El modelo de innovación de Silicon Valley (poner siempre en entredicho lo que diga el “establishment”, transformar antes que valorar, mejorar servicios aunque los actuales funcionen correctamente, etc.) coincidiría, en muchos aspectos, con el discurso público que se ha impuesto en las primarias estadounidenses, dice Arieff:
“Una desconfianza en las instituciones combinada con una insolente confianza en el propio juicio que descarta como posibles soluciones arreglar, reparar o mejorar, y las empuja a la destrucción por su propio bien. (¿No suena como cierto candidato presidencial? ¿O como ‘Brexit’?”
Los problemas que a nadie interesan
Mientras tanto, recuerda el artículo, San Francisco padece una severa crisis de la vivienda debido al éxito económico de una parte de la población y a la incapacidad de la ciudad (y de Silicon Valley) para flexibilizar regulaciones y proporcionar más vivienda como parte de una realidad compleja que requeriría distintos tipos de innovación.
San Francisco, donde la disparidad de ingresos entre ricos y pobres ha crecido con mayor rapidez que en cualquier otro lugar de Estados Unidos y muchos ciudadanos gastan auténticas fortunas para que sus hijos acudan a escuelas privadas, estigmatizando a los niños que acuden a la escuela pública, o donde el sueldo anual familiar necesario para comprar una vivienda media asciende a 254.000 dólares.
Para poner las cosas en perspectiva: una familia con 4 miembros viviendo en Silicon Valley con ingresos de 80.000 dólares al año es considerada oficialmente “de bajos ingresos”, debido al coste astronómico de vivienda, educación o servicios sanitarios.

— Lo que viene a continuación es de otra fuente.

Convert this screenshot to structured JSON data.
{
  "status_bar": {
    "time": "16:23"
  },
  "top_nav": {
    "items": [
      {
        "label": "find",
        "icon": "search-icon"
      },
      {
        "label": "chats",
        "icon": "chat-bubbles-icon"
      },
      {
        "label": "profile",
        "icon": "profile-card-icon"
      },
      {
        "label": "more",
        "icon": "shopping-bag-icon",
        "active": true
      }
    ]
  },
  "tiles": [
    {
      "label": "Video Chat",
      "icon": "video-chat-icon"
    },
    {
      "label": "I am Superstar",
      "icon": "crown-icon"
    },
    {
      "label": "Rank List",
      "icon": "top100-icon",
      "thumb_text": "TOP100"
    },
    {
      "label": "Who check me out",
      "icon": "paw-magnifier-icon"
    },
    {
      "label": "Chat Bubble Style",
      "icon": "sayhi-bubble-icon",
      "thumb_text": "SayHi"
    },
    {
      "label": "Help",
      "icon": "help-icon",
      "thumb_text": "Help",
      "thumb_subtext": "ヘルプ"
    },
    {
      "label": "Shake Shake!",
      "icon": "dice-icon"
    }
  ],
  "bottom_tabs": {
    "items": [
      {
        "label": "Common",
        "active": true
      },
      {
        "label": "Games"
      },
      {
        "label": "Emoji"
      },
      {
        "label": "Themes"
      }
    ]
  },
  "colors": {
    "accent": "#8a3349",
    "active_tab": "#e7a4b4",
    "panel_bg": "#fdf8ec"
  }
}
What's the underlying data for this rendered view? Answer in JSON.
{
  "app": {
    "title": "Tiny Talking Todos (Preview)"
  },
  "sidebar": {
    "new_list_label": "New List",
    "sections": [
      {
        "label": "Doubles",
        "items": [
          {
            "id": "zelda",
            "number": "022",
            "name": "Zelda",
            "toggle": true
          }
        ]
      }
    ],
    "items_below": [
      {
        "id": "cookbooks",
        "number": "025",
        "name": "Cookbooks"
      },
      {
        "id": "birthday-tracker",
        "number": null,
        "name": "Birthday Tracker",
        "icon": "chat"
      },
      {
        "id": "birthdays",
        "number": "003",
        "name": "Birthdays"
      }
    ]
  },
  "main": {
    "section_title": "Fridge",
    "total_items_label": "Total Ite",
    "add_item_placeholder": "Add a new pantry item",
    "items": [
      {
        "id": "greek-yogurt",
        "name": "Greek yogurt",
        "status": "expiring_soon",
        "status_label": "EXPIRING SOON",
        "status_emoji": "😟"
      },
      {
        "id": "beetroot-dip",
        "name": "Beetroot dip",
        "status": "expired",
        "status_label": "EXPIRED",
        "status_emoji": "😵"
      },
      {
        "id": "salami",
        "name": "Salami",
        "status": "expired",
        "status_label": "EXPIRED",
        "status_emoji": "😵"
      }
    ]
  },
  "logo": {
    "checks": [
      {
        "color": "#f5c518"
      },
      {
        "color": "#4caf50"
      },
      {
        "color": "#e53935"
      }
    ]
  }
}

La semántica de Silicon Valley
Por no hablar de otras deficiencias en una de las regiones más prósperas del planeta, que no han atraído, de momento, a tanto talento de la zona para lograr soluciones: los atascos, la cultura del “no en mi patio trasero” (NIMBY), o los problemas endémicos de pobreza y marginalidad en localidades como East Palo Alto y Oakland, sin olvidar la polémica de los sin techo.
Como recordaba recientemente una entrada publicada en Hacker News con innumerables comentarios, abundan las “cosas rotas” sin arreglo fácil aparente o posible, pero ¿no es esta la especialidad de la perseverante ingenuidad y optimismo que han propulsado Silicon Valley?
Los problemas cotidianos de Silicon Valley no ensombrecen su posición como centro innovador mundial: lejos de decaer, la zona atrae un cada vez mayor porcentaje de la inversión tecnológica; a medida que sectores como el automovilístico integran software más sofisticado, las principales marcas invierten más recursos en sus centros de I+D+i en torno a San Francisco.
Y, si bien abundan los servicios que pretenden mejorar pequeños aspectos cotidianos de un pequeño porcentaje de la población, tal y como muestra Allison Arieff con sus frívolos ejemplos, otras firmas crean o transforman sectores, abriéndose paso pese a la presión de regulaciones y viejos procesos.
Motivaciones
Firmas como Stripe, fundada por dos hermanos irlandeses afincados en San Francisco, arriesgan su talento en servicios como Atlas, que facilita algo tan esencial como la creación de una empresa legal que pueda enviar y recibir pagos de usuarios de todo el mundo, sin importar el lugar de procedencia del emprendedor, que en un par de pasos crea una compañía con sede en Estados Unidos preparada para operar sin trabas.
Lo que ofrece Stripe no parece tan esencial desde el punto de vista europeo o estadounidense, pero millones de personas con ideas y domicilio en otras regiones no tienen la suerte de contar con un marco regulatorio y jurídico mínimamente efectivo y confiable.
La ingenuidad con mayúsculas también está presente en emprendedores como Elon Musk, que responde sin ponerse nervioso a las críticas recibidas por revelar planes “demasiado ambiciosos” para su firma de coches eléctricos Tesla, que entraría dentro de un plan para generar y almacenar renovables al margen de combustibles fósiles.
Elon Musk:
“Honestamente, no me interesan demasiado los negocios. Por descontado que éstos no son mi primera motivación.”